= The Technical Training Command =

"The Technical Training Command" is a 1943 big band and jazz song performed and co-written by Glenn Miller. The instrumental version was a theme for I Sustain the Wings, the radio program broadcast on CBS and NBC from 1943 to 1945.

==Background==
"The Technical Training Command" was a theme song written by Captain Glenn Miller, John Chummy MacGregor, and Private Sol Meyer for the Army Air Forces Training Command or AAFTC Orchestra and used at the close of early I Sustain the Wings radio programs in 1943. The theme was discontinued after six weeks. The recordings of each performance were recorded. The song also contained lyrics. The opening line is: "Who keeps the planes on high/ Blazing across the sky/ Who checks 'em when they land/ The Technical Training Command." The royalty was split three ways: 1/3 for each composer. Glenn Miller donated all of his royalty receipts to the Air Forces Aid and to the Red Cross. The sheet music for the song was contained in the 1943 songbook Glenn Miller's Dance Folio published by the Mutual Music Society in New York.
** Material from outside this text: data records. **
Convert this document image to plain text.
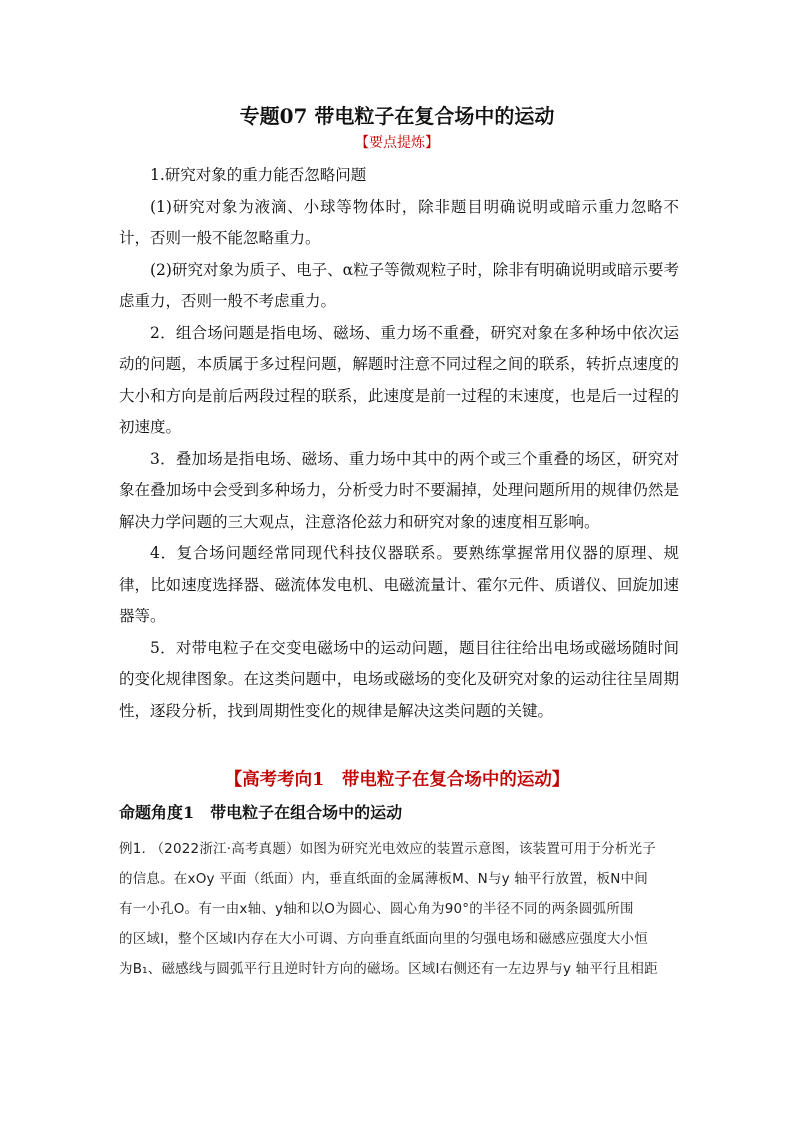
专题07 带电粒子在复合场中的运动
【要点提炼】

1.研究对象的重力能否忽略问题

(1)研究对象为液滴、小球等物体时，除非题目明确说明或暗示重力忽略不计，否则一般不能忽略重力。

(2)研究对象为质子、电子、α粒子等微观粒子时，除非有明确说明或暗示要考虑重力，否则一般不考虑重力。

2．组合场问题是指电场、磁场、重力场不重叠，研究对象在多种场中依次运动的问题，本质属于多过程问题，解题时注意不同过程之间的联系，转折点速度的大小和方向是前后两段过程的联系，此速度是前一过程的末速度，也是后一过程的初速度。

3．叠加场是指电场、磁场、重力场中其中的两个或三个重叠的场区，研究对象在叠加场中会受到多种场力，分析受力时不要漏掉，处理问题所用的规律仍然是解决力学问题的三大观点，注意洛伦兹力和研究对象的速度相互影响。

4．复合场问题经常同现代科技仪器联系。要熟练掌握常用仪器的原理、规律，比如速度选择器、磁流体发电机、电磁流量计、霍尔元件、质谱仪、回旋加速器等。

5．对带电粒子在交变电磁场中的运动问题，题目往往给出电场或磁场随时间的变化规律图象。在这类问题中，电场或磁场的变化及研究对象的运动往往呈周期性，逐段分析，找到周期性变化的规律是解决这类问题的关键。

【高考考向1　带电粒子在复合场中的运动】
命题角度1　带电粒子在组合场中的运动
例1. （2022浙江·高考真题）如图为研究光电效应的装置示意图，该装置可用于分析光子
的信息。在xOy 平面（纸面）内，垂直纸面的金属薄板M、N与y 轴平行放置，板N中间
有一小孔O。有一由x轴、y轴和以O为圆心、圆心角为90°的半径不同的两条圆弧所围
的区域Ⅰ，整个区域Ⅰ内存在大小可调、方向垂直纸面向里的匀强电场和磁感应强度大小恒
为B₁、磁感线与圆弧平行且逆时针方向的磁场。区域Ⅰ右侧还有一左边界与y 轴平行且相距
"I Sustain the Wings" was a radio program that was broadcast weekly on Saturday on NBC from September 18, 1943 to June 10, 1944 by the Army Air Force Band under the direction of Captain Glenn Miller. The radio show was initially on CBS from June to September, 1943. Glenn Miller was the host and conductor on the show, which also featured Ray McKinley, Jerry Gray, Johnny Desmond, and the Crew Chiefs, until June 10, 1944 when Harry Bluestone became the conductor. The Latin Sustineo Alas, "I Sustain the Wings", or "Keep 'Em Flying", was the motto of the U.S. Army Air Forces Technical Training Command. The I Sustain the Wings radio series continued until November 17, 1945.

The insignia of the USAAF Technical Training Command during World War II included a badge that featured the motto in Latin "Sustineo Alas", or "I Sustain the Wings". The badge was in use from July, 1942 until 1946. The badge was worn on the uniform tunic lapel or on the soft cap.